L'offshore de Mauritanie est l'une des plus récentes provinces entièrement nouvelles à avoir été découvertes. En l'an 2000 encore, son potentiel pétrolier était inconnu, depuis 5 gisements de pétrole et/ou de gaz (plus quelques découvertes sub-commerciales) ont été trouvés, pour un total de l'ordre d'un Gbep. La production dans le premier gisement, Chinguetti, a commencé en 2006. Par ailleurs, le pétrole lourd de Dome Flore partagé entre le Sénégal et la Guinée-Bissau va être mis en exploitation. Ces deux exemples ont incité nombre de compagnies à investir dans la région.

La Guinée équatoriale a vu sa production décoller de façon vertigineuse (infime en 1996, elle frise maintenant les 400 kbbls/j) grâce à trois gisements offshore, deux de pétrole et un de gaz naturel, et compte aussi devenir exportatrice de GNL. Le pays possède en fait deux régions pétrolières bien distinctes : l'île de Bioko est installée dans une partie du bassin du Niger, tandis que la partie continentale possède une formation deltaïque beaucoup plus petite, celle du Rio Muni. Les réserves sont estimées à près de2 Gb.

Les modestes (400 Mbbls) réserves de pétrole et de gaz naturel du Cameroun se répartissent dans trois zones : la petite fraction du delta du Niger qui se situe en territoire camerounais, région vieillissante, le bassin de Douala/Kribi sur la côte, et le bassin de Lagoni dans le Nord. Si les deux derniers offrent encore des potentialités intéressantes (plus pour le gaz naturel que le pétrole), le pays est globalement post-pic pétrolier, avec une production en déclin (58 kbbls/j en 2005, contre 181 en 1985). Après des années de bataille juridique, le Cameroun devrait récupérer la péninsule de Bakassi, jusqu'ici occupée par le Nigeria, qui pourrait offrir quelques gisements. D'autre part, le bassin de Lagoni est plus accessible désormais grâce au pipeline Tchad-Cameroun.

Au Congo-Brazzaville, la production a commencé dès les années 1950 et 1960 dans des petits gisements sur la côte, puis s'est étendue depuis les années 1980 vers des gisements offshore en eaux de plus en plus profondes. Avec 220 kbbls/j de production exportée à 97 %, le Congo est un fournisseur non négligeable. La production, réalisée pour moitié par Total, a décliné ces dernières années, mais devrait rebondir avec les nouveaux projets offshore. La présence de pétrole au Congo, comme à Cabinda, s'explique par les sédiments portés par le fleuve Congo.

Par contre, le Congo-Kinshasa (ou Zaïre) est un tout petit producteur de pétrole comparé à ses voisins, avec 45 kbbls/j, du fait de l'étroitesse de son domaine maritime et de ses richesses minières. Perenco contrôle toute la production. Mais la RdC a d'importants gisements de pétrole à l'Est. Depuis 2010 la RdC est considérée comme le futur grand producteur de pétrole.

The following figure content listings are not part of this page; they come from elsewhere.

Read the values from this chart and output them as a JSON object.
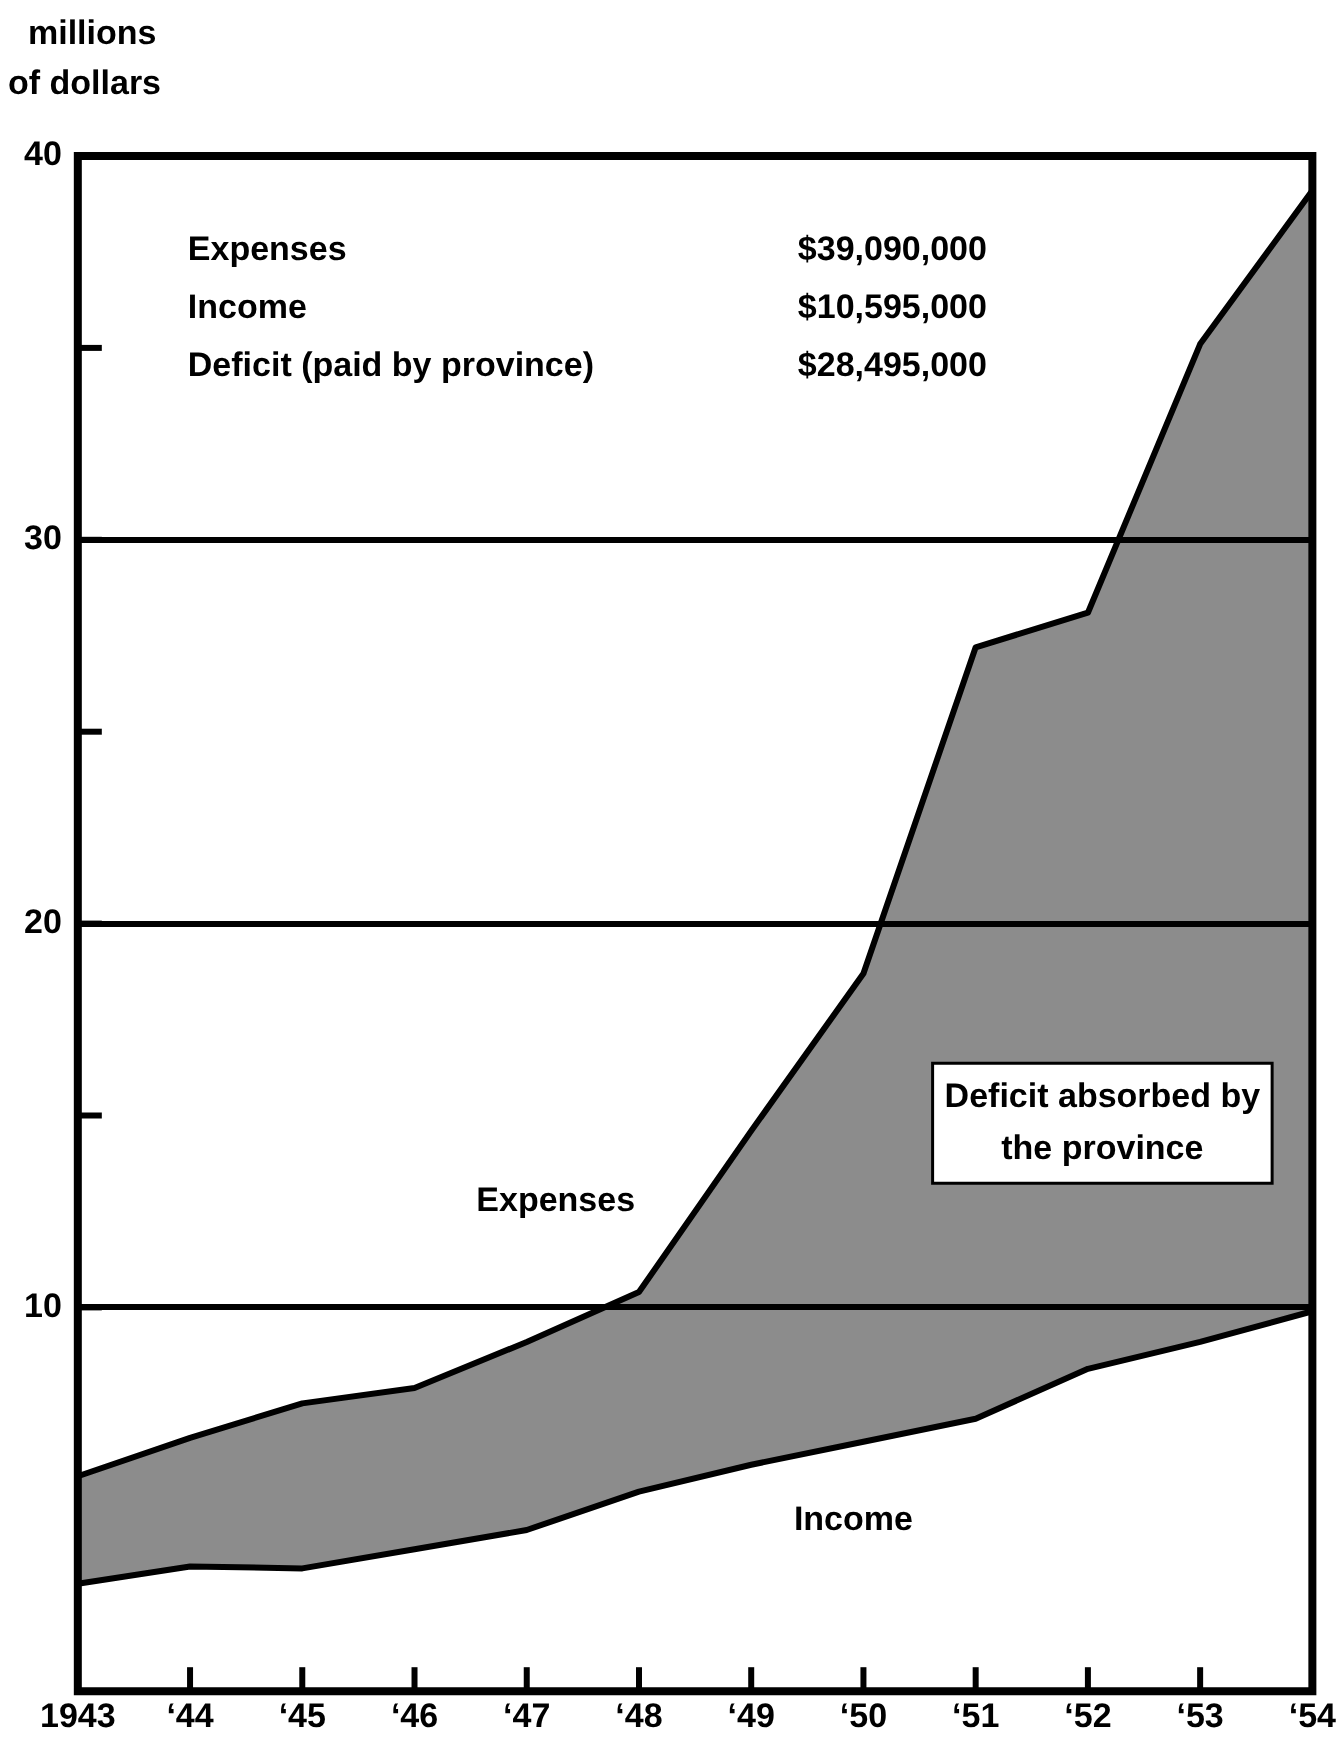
{
  "chart_data": {
    "type": "area",
    "ylabel": "millions of dollars",
    "categories": [
      "1943",
      "‘44",
      "‘45",
      "‘46",
      "‘47",
      "‘48",
      "‘49",
      "‘50",
      "‘51",
      "‘52",
      "‘53",
      "‘54"
    ],
    "ylim": [
      0,
      40
    ],
    "yticks": [
      10,
      {
        "value": 15,
        "label": null
      },
      20,
      {
        "value": 25,
        "label": null
      },
      30,
      {
        "value": 35,
        "label": null
      },
      40
    ],
    "grid": "y",
    "marker": "none",
    "series": [
      {
        "name": "Income",
        "color": "#000000",
        "values": [
          2.8,
          3.25,
          3.2,
          3.7,
          4.2,
          5.2,
          5.9,
          6.5,
          7.1,
          8.4,
          9.1,
          9.9
        ]
      },
      {
        "name": "Expenses",
        "color": "#000000",
        "values": [
          5.6,
          6.6,
          7.5,
          7.9,
          9.1,
          10.4,
          14.6,
          18.7,
          27.2,
          28.1,
          35.1,
          39.1
        ]
      }
    ],
    "annotations": [
      "Expenses\t$39,090,000",
      "Income\t$10,595,000",
      "Deficit (paid by province)\t$28,495,000",
      "Deficit absorbed by the province"
    ]
  }
}
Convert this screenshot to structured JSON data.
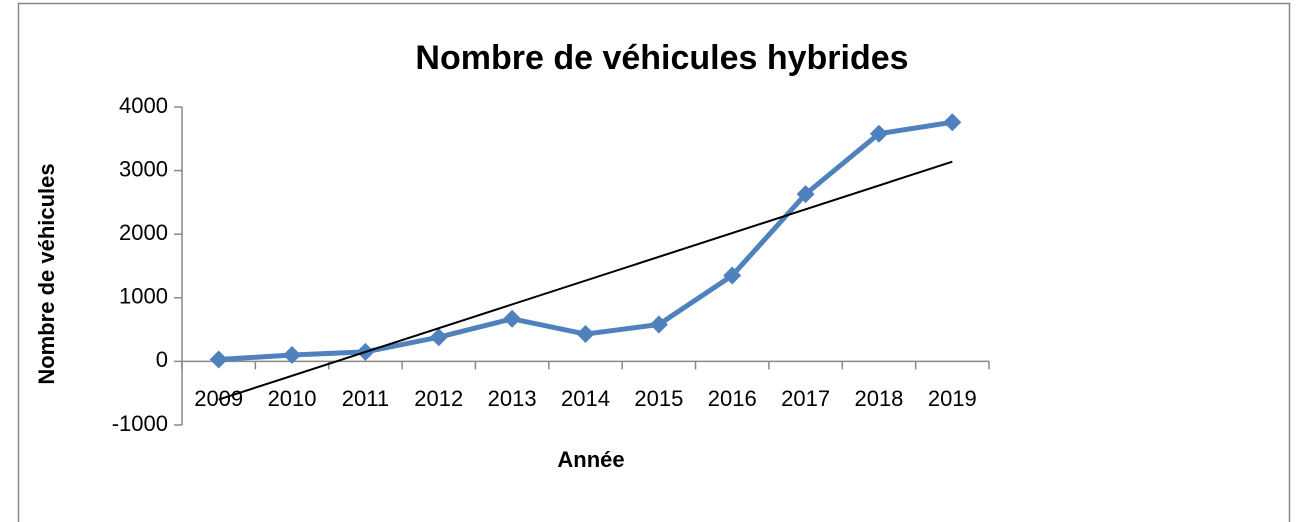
{
  "chart_data": {
    "type": "line",
    "title": "Nombre de véhicules hybrides",
    "x_label": "Année",
    "y_label": "Nombre de véhicules",
    "categories": [
      "2009",
      "2010",
      "2011",
      "2012",
      "2013",
      "2014",
      "2015",
      "2016",
      "2017",
      "2018",
      "2019"
    ],
    "series": [
      {
        "color": "#4f81bd",
        "values": [
          30,
          100,
          150,
          380,
          670,
          430,
          580,
          1350,
          2630,
          3580,
          3760
        ]
      }
    ],
    "trendline": {
      "color": "#000000",
      "values": [
        -600,
        3140
      ]
    },
    "ylim": [
      -1000,
      4000
    ],
    "yticks": [
      -1000,
      0,
      1000,
      2000,
      3000,
      4000
    ]
  }
}
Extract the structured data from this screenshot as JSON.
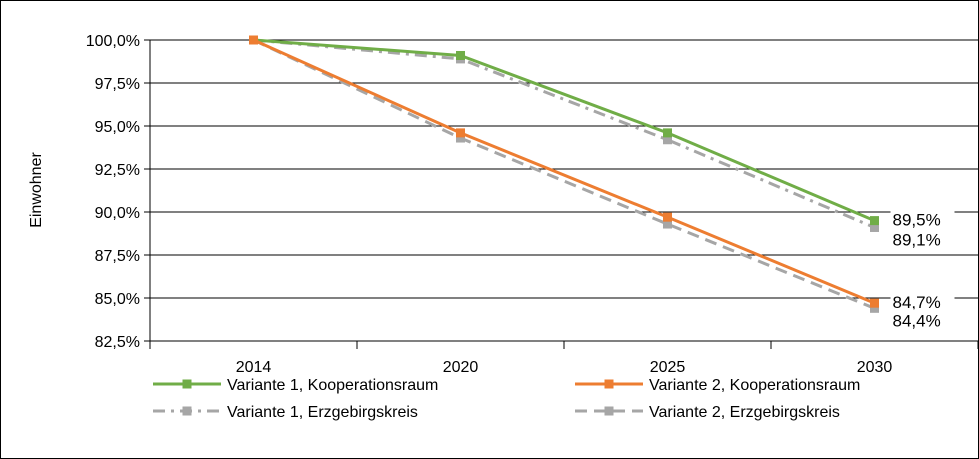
{
  "chart_data": {
    "type": "line",
    "title": "",
    "xlabel": "",
    "ylabel": "Einwohner",
    "categories": [
      "2014",
      "2020",
      "2025",
      "2030"
    ],
    "ylim": [
      82.5,
      100.0
    ],
    "yticks": [
      100.0,
      97.5,
      95.0,
      92.5,
      90.0,
      87.5,
      85.0,
      82.5
    ],
    "ytick_labels": [
      "100,0%",
      "97,5%",
      "95,0%",
      "92,5%",
      "90,0%",
      "87,5%",
      "85,0%",
      "82,5%"
    ],
    "grid": "horizontal",
    "legend_position": "bottom",
    "series": [
      {
        "name": "Variante 1, Kooperationsraum",
        "values": [
          100.0,
          99.1,
          94.6,
          89.5
        ],
        "color": "#70ad47",
        "style": "solid"
      },
      {
        "name": "Variante 2, Kooperationsraum",
        "values": [
          100.0,
          94.6,
          89.7,
          84.7
        ],
        "color": "#ed7d31",
        "style": "solid"
      },
      {
        "name": "Variante 1, Erzgebirgskreis",
        "values": [
          100.0,
          98.9,
          94.2,
          89.1
        ],
        "color": "#a6a6a6",
        "style": "dashdot"
      },
      {
        "name": "Variante 2, Erzgebirgskreis",
        "values": [
          100.0,
          94.3,
          89.3,
          84.4
        ],
        "color": "#a6a6a6",
        "style": "dash"
      }
    ],
    "annotations": [
      {
        "text": "89,5%",
        "series": 0,
        "value": 89.5
      },
      {
        "text": "89,1%",
        "series": 2,
        "value": 89.1
      },
      {
        "text": "84,7%",
        "series": 1,
        "value": 84.7
      },
      {
        "text": "84,4%",
        "series": 3,
        "value": 84.4
      }
    ]
  }
}
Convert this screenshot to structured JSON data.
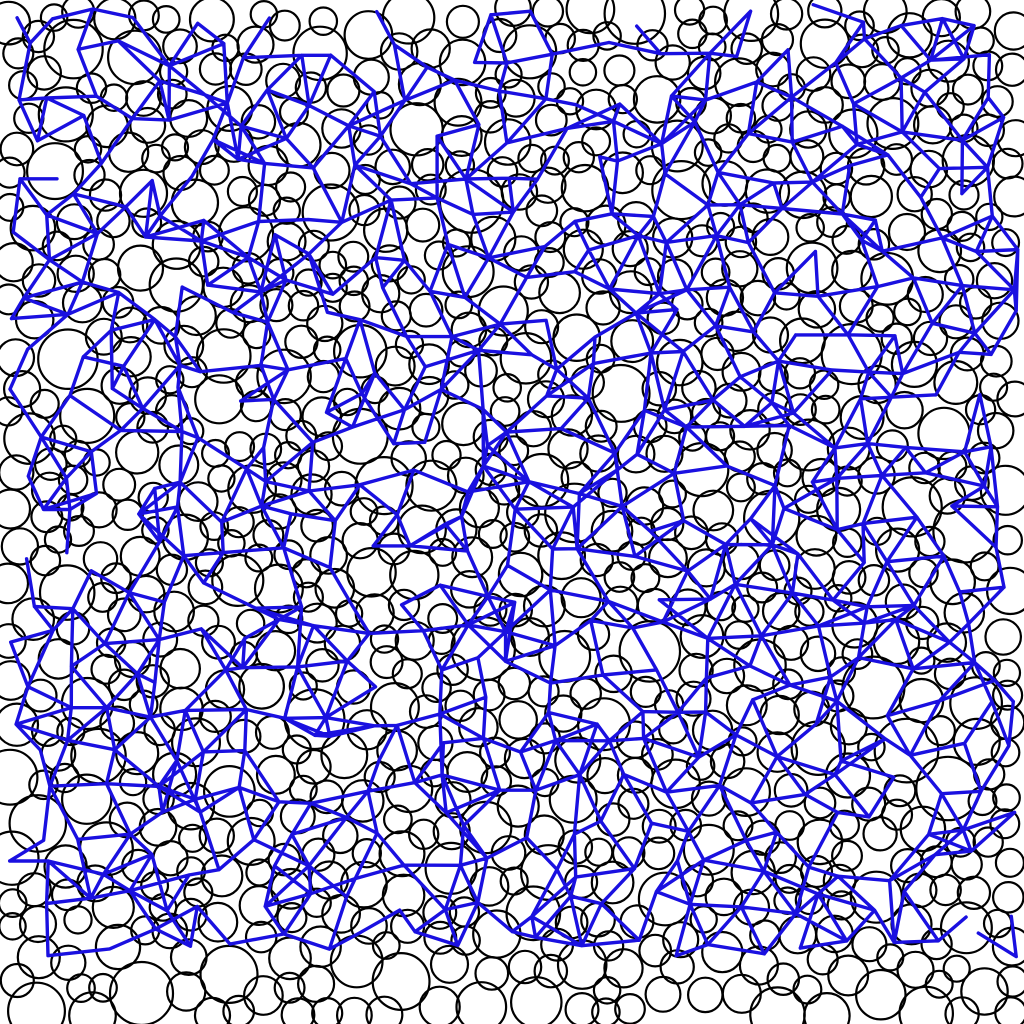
{
  "figure": {
    "kind": "random disk packing with overlaid contact network",
    "background_color": "#ffffff",
    "disk_outline_color": "#000000",
    "network_color": "#1a10e0"
  }
}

Le Gabon a vu sa production chuter quand le gisement principal, Rabi-Kounga (850 Mbbls, trouvé en 1985), a « pris l'eau » en 1997. Le pays produisait 371 kbbls/j en 1997 (donc 217 à Rabi) et 290 kbbls/j seulement en 2003 (55 à Rabi), puis 265 en 2004. Ce déclin semble irréversible, mais des efforts de récupération assistée à Rabi et Anguille, ainsi que la multiplication des petits gisements (< 50 Mbbls) ont permis de le ralentir.

La Namibie, comme toute la face ouest du continent, possède des roches sources crétacées, liées au rift atlantique, dans son vaste domaine offshore, qui est encore peu exploré, mais a donné un gisement significatif de gaz naturel, Kudu dont la production sera exportée en Afrique du Sud. Il existe donc un certain potentiel dans ce pays.

Le Ghana devient en 2011 un pays exportateur de pétrole, avec 120 kbbl/j produits sur le champ offshore Jubilee[4],[5].

Afrique du Nord[modifier | modifier le code]

Carte des bassins producteurs

Le Sahara est une vaste plate forme granitique, dont le socle est à l'affleurement en certains endroits, entrecoupés de bassins sédimentaires plus ou moins profonds. Ces bassins offrent la plupart des zones pétrolières d'Afrique du Nord, à part la formation deltaïque du Nil, le golfe de Suez (la naissance d'un rift) et le bassin pélagique.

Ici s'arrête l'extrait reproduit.